Je pense qu’il y a un vrai malentendu. Ou que les journalistes francophones, toujours si suspicieux à l’égard des initiatives flamandes, n’aient retenu qu’une partie du sketch, le rendant incompréhensible.

Dans la version longue, Bart suggérait d’autres idées toutes aussi désopilantes. Ainsi, il proposait que la fonction de ministre soit réservée aux Belges de souche.

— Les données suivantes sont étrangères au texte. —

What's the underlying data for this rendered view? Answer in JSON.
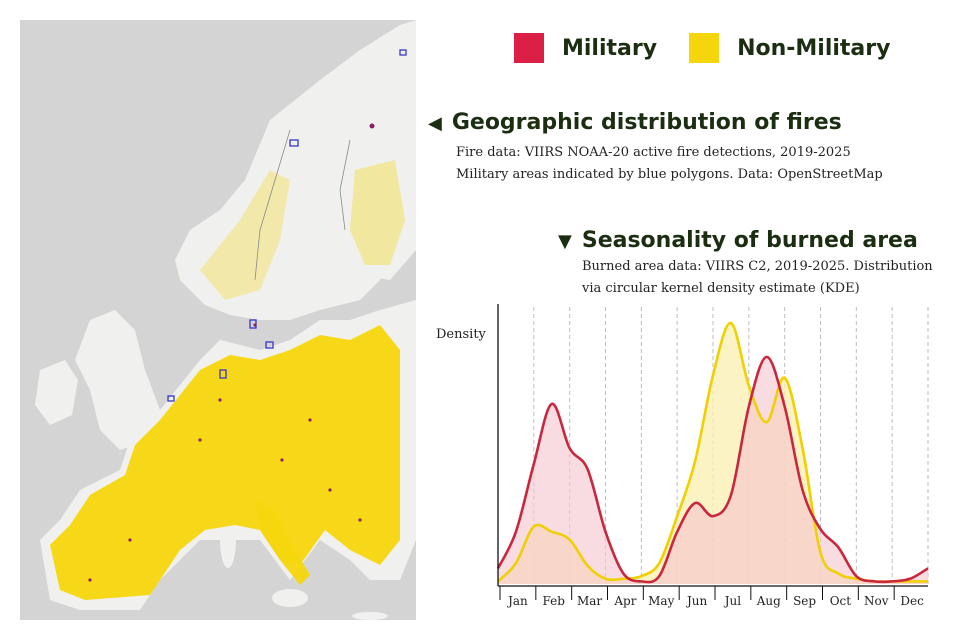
{
  "legend": {
    "military_label": "Military",
    "nonmilitary_label": "Non-Military",
    "military_color": "#dc1f44",
    "nonmilitary_color": "#f5d60c"
  },
  "geo_section": {
    "arrow_icon": "left-triangle",
    "title": "Geographic distribution of fires",
    "note_line1": "Fire data: VIIRS NOAA-20 active fire detections, 2019-2025",
    "note_line2": "Military areas indicated by blue polygons. Data: OpenStreetMap"
  },
  "season_section": {
    "arrow_icon": "down-triangle",
    "title": "Seasonality of burned area",
    "note_line1": "Burned area data: VIIRS C2, 2019-2025. Distribution",
    "note_line2": "via circular kernel density estimate (KDE)"
  },
  "map": {
    "sea_color": "#d4d4d4",
    "land_color": "#f0f0ee",
    "fire_color": "#f5d60c",
    "polygon_color": "#3636c8"
  },
  "chart_data": {
    "type": "area",
    "ylabel": "Density",
    "months": [
      "Jan",
      "Feb",
      "Mar",
      "Apr",
      "May",
      "Jun",
      "Jul",
      "Aug",
      "Sep",
      "Oct",
      "Nov",
      "Dec"
    ],
    "x": [
      0,
      0.5,
      1,
      1.5,
      2,
      2.5,
      3,
      3.5,
      4,
      4.5,
      5,
      5.5,
      6,
      6.5,
      7,
      7.5,
      8,
      8.5,
      9,
      9.5,
      10,
      10.5,
      11,
      11.5,
      12
    ],
    "series": [
      {
        "name": "Military",
        "color": "#c8273e",
        "fill": "#f5c4cf",
        "values": [
          0.06,
          0.2,
          0.46,
          0.69,
          0.52,
          0.44,
          0.2,
          0.04,
          0.01,
          0.03,
          0.2,
          0.31,
          0.26,
          0.34,
          0.68,
          0.87,
          0.68,
          0.36,
          0.21,
          0.14,
          0.03,
          0.01,
          0.01,
          0.02,
          0.06
        ]
      },
      {
        "name": "Non-Military",
        "color": "#f0d000",
        "fill": "#fbefb0",
        "values": [
          0.01,
          0.08,
          0.22,
          0.2,
          0.17,
          0.07,
          0.02,
          0.02,
          0.03,
          0.08,
          0.26,
          0.47,
          0.8,
          1.0,
          0.76,
          0.62,
          0.79,
          0.52,
          0.12,
          0.04,
          0.02,
          0.01,
          0.01,
          0.01,
          0.01
        ]
      }
    ],
    "ylim": [
      0,
      1.05
    ],
    "grid": "monthly dashed vertical lines"
  }
}
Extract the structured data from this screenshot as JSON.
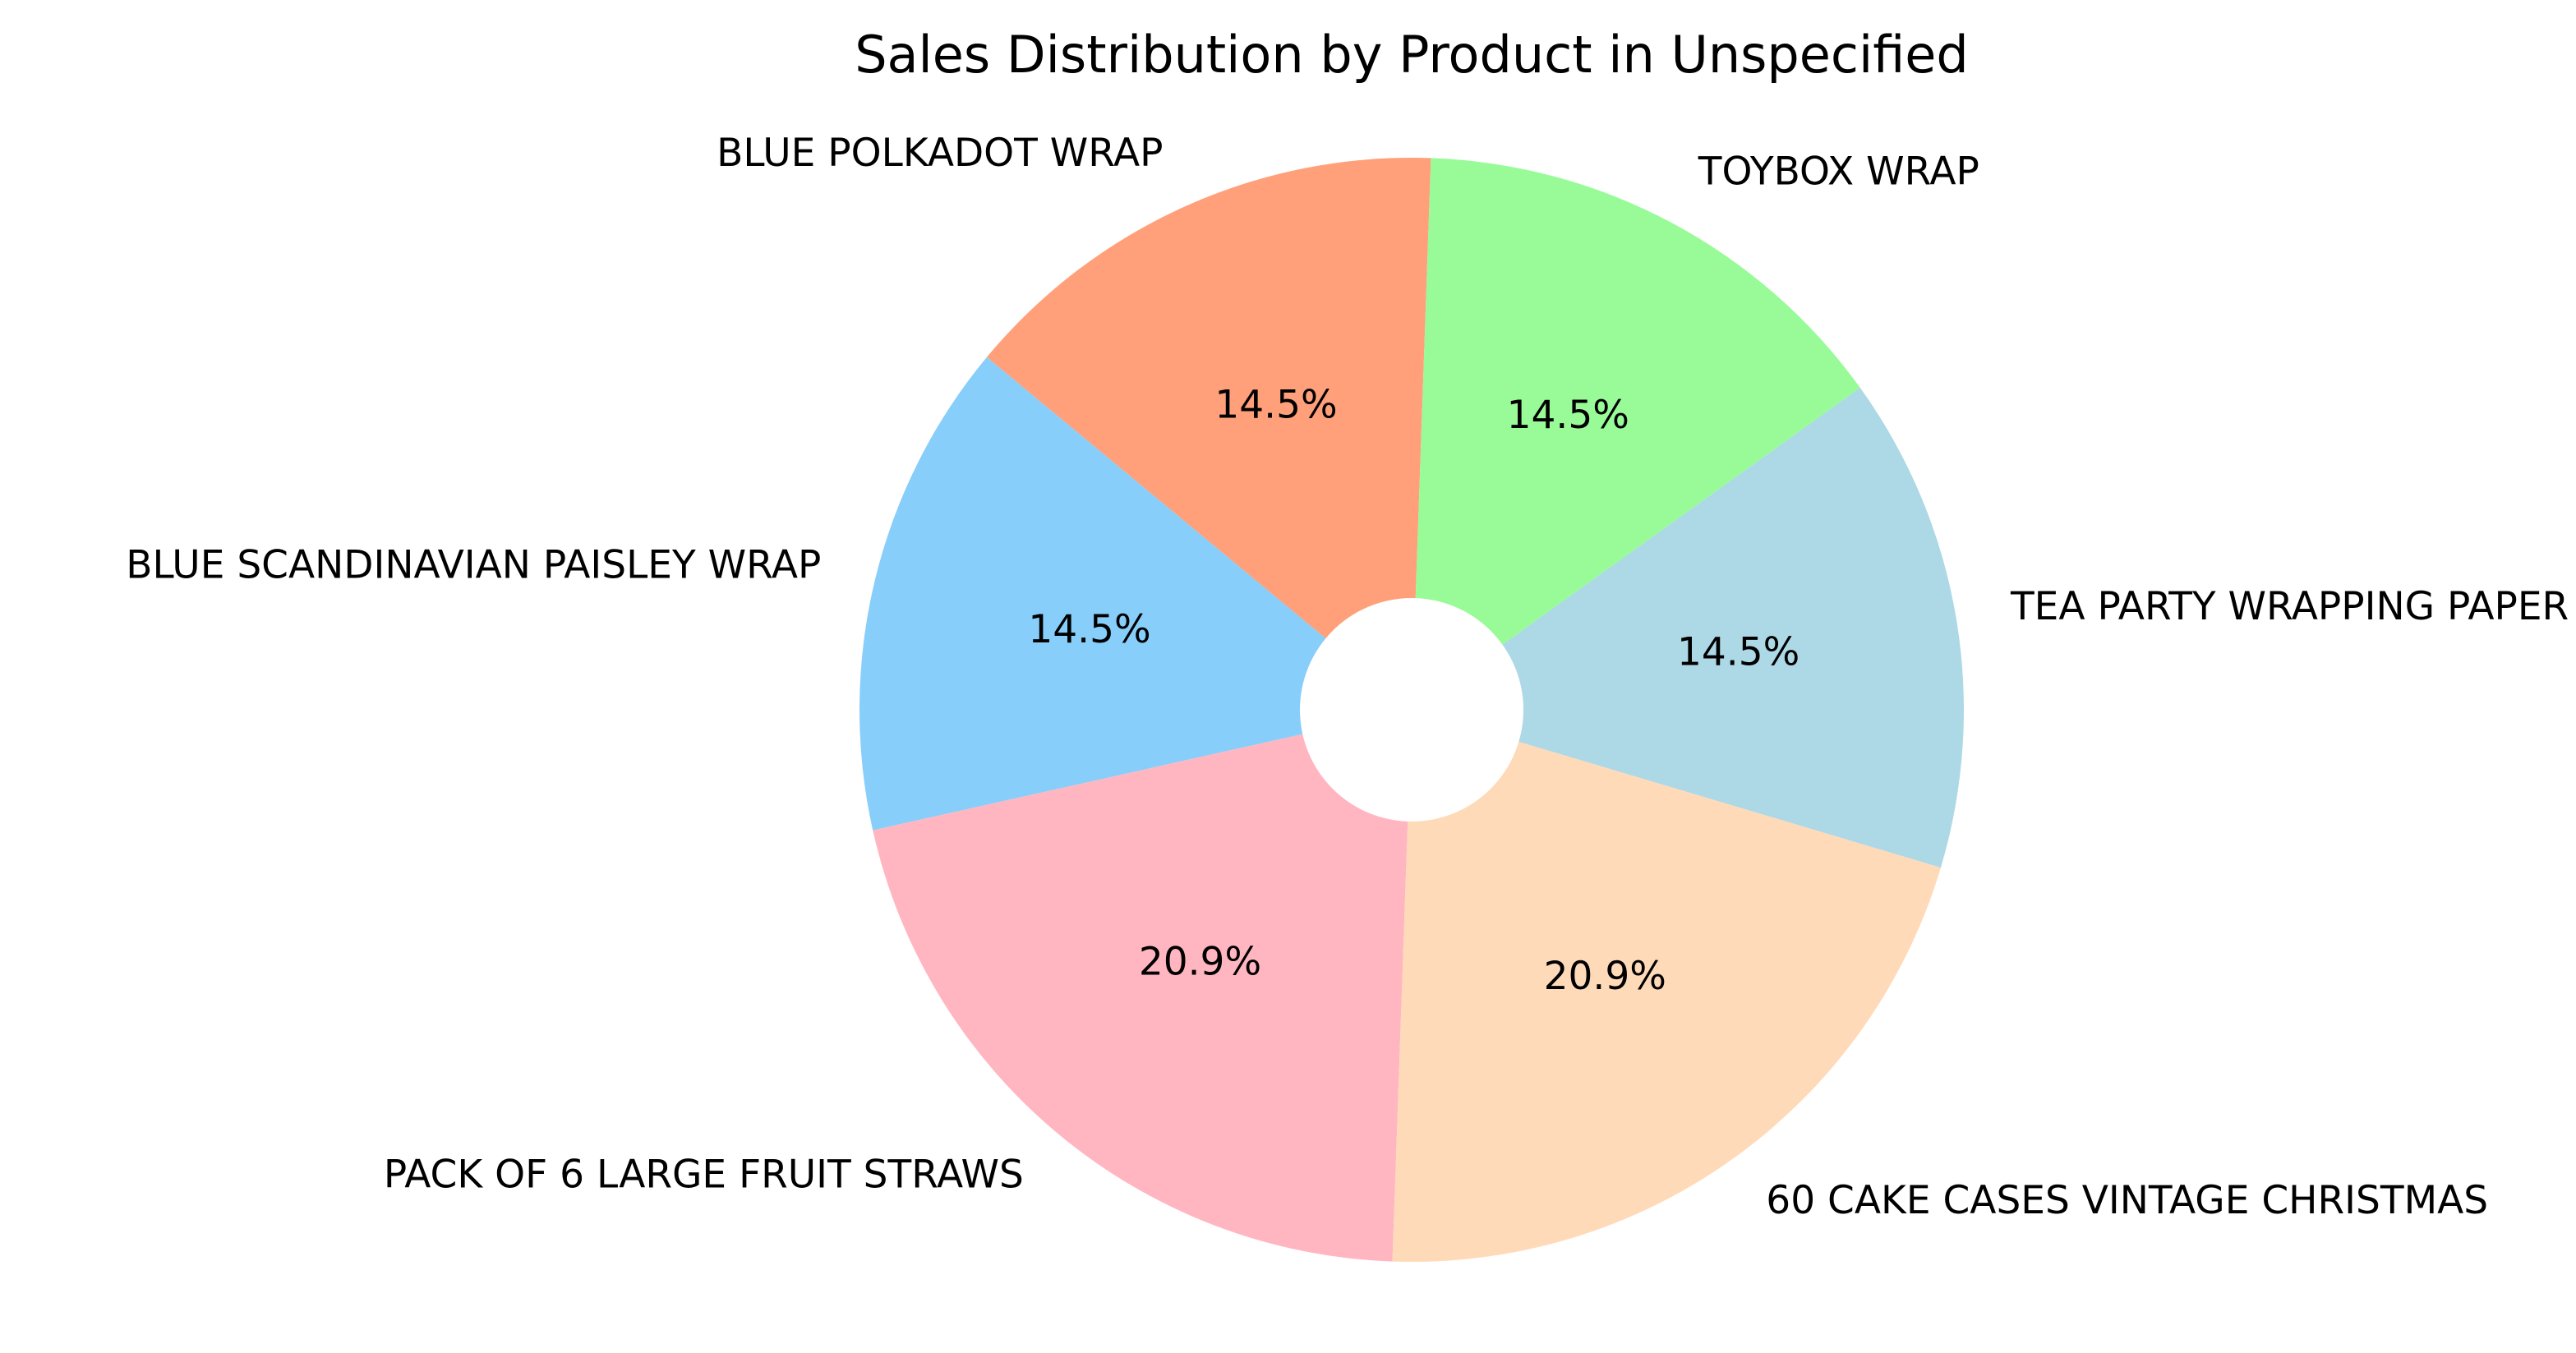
{
  "chart_data": {
    "type": "pie",
    "title": "Sales Distribution by Product in Unspecified",
    "categories": [
      "BLUE POLKADOT WRAP",
      "BLUE SCANDINAVIAN PAISLEY WRAP",
      "PACK OF 6 LARGE FRUIT STRAWS",
      "60 CAKE CASES VINTAGE CHRISTMAS",
      "TEA PARTY  WRAPPING PAPER",
      "TOYBOX  WRAP"
    ],
    "values": [
      14.5,
      14.5,
      20.9,
      20.9,
      14.5,
      14.5
    ],
    "percent_labels": [
      "14.5%",
      "14.5%",
      "20.9%",
      "20.9%",
      "14.5%",
      "14.5%"
    ],
    "colors": [
      "#FFA07A",
      "#87CEFA",
      "#FFB6C1",
      "#FFDAB9",
      "#ADD8E6",
      "#98FB98"
    ],
    "start_angle_deg": 88,
    "direction": "counterclockwise",
    "donut_hole": true,
    "legend": "none"
  }
}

Si survient, par exemple, un Italien d’origine, pourrait-il siéger au gouvernement ? Mais non, s’écriait-il, faites-le gouverneur de la Sicile ! (On rit).

Autre petite blague de notre potache anversois: pourquoi pas Kris Peeters comme premier ministre fédéral ? Kris Peeters ? L’homme qui a fait sa carrière grâce à l’organisation patronale flamande ultra nationaliste, lui qui est si fier d’avoir le premier appelé à une révolution « copernicienne », entendez à vider entièrement l’état central de l’essentiel de ses compétences ? Autant lui demander de présider ce qui reste de la banque pourrie de Dexia.

C’était d’ailleurs la conclusion de Bart De Wever : tout ce qui ne va pas en Belgique, ou plutôt tout ce qui le dérange, loin d’ici – comprenez loin de Flandre. Les ministres fédéraux sur l’île d’Elbe, le Standard de Liège au Congo, les journalistes du Soir en Syrie, le roi à Monaco, Didier Reynders à Macao, les syndicats en Chine, les livres sur la deuxième guerre mondiale au pilon et les Wallons aussi. On gardera juste Stromae, qui fait tant d’argent qu’on peut le faire passer pour Flamand, et Annie Cordy qui est intransportable vu la suppression de la sécurité sociale.